Humans are motivated by the opportunity to benefit themselves more than they are motivated by the opportunity to benefit others. The Left use the pejorative of greed when speaking of our human nature of self interest. But this is our nature. It is neither good nor bad. It’s just the way humans generally are.
With equal validity you could say that it’s human nature to have sex and therefore sex is bad. Oh wait a minute; a lot of people do say that. Let’s not kick that sleeping dog just now.
Which makes more sense to advocate – political and economic systems that offend our human nature, or ones that work with our human nature? The question answers itself and the overwhelming evidence affirms the answer.
Where humans have worked out their differences, their disequilibriums, their inequalities, and their variances through objective, constitutional, rule-of-law-based governments and associated free markets, they have done best.
Where humans have had their political and economic incentives removed through command economics and totalitarian governments, they have done worst.
This is the most important lesson of history, and the Left has still not learned it.
I read Jean Ziegler‘s Betting on Famine. Ziegler is a Social Democrat who worked for the UN and answers the question in his book, “Why the World Still Goes Hungry?”
He reasons that global corporate food oligarchies control food and associated supply-chain product markets to maximize profits, that these same markets inhibit subsistence farming around the world because it competes with their control of food, that sufficient food is a basic human right, that there is more than enough food produced to go around so that no one should starve, and that the free market misallocates food and causes starvation.
Aye yai yai.
Ziegler’s solution – “In parliaments, in international regulatory authorities, we can decide that there must be change; we can decide to make the right to food a priority, to remove food from the realm of market speculation, to protect subsistence agriculture in the name of national heritage and invest in improving it worldwide. The solutions exist; the plans and projects are already drafted. What is lacking is the will of governments.”

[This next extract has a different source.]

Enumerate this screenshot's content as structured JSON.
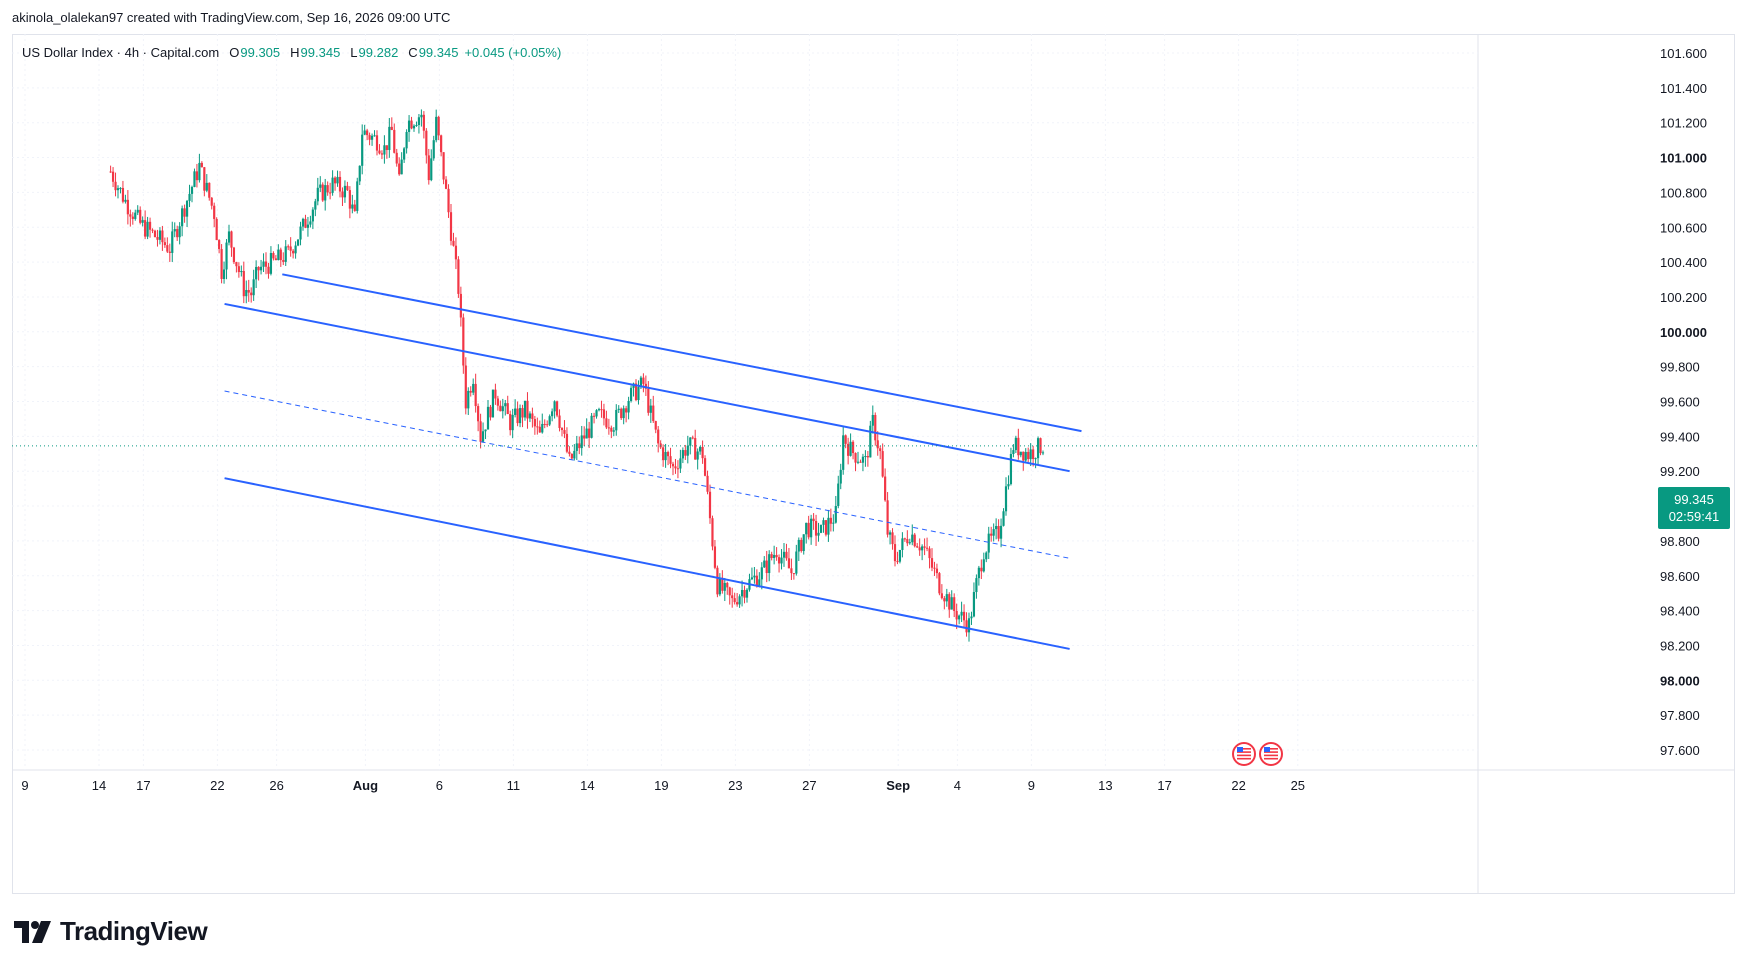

Ziegler, the Social Democrats, and the Left think we can just decide to change human nature. You might think, “But this has never been done.” And you’d be right. It’s never been done because it can’t be done. Our nature is our nature. Denying it will only result in predictably negative consequences that come from denial.
If you want to see starvation really take off and become much worse than it already is, put government in control of the food supply. Governments have already re-allocated food resources toward energy production. Governments are funding the growth of food, only to turn around and burn it up.
When governments make mistakes, they create invested constituencies who have financial incentives to resist changes to the government policy. Moreover, government programs are funded from taxpayer revenue which continues to flow regardless of the success of the program. There’s no outcome feedback loop to correct a government mistake. And there’s always the shouting constituency narrowly focused on their government benefit to drown out more sober analysis.
When markets make mistakes, they quickly self correct because no one buys the mistake and it quickly becomes unfunded and goes away.
Unsubsidized markets would have abandoned wind, solar, and food-robbing ethanol long ago. And fewer people would be starving today.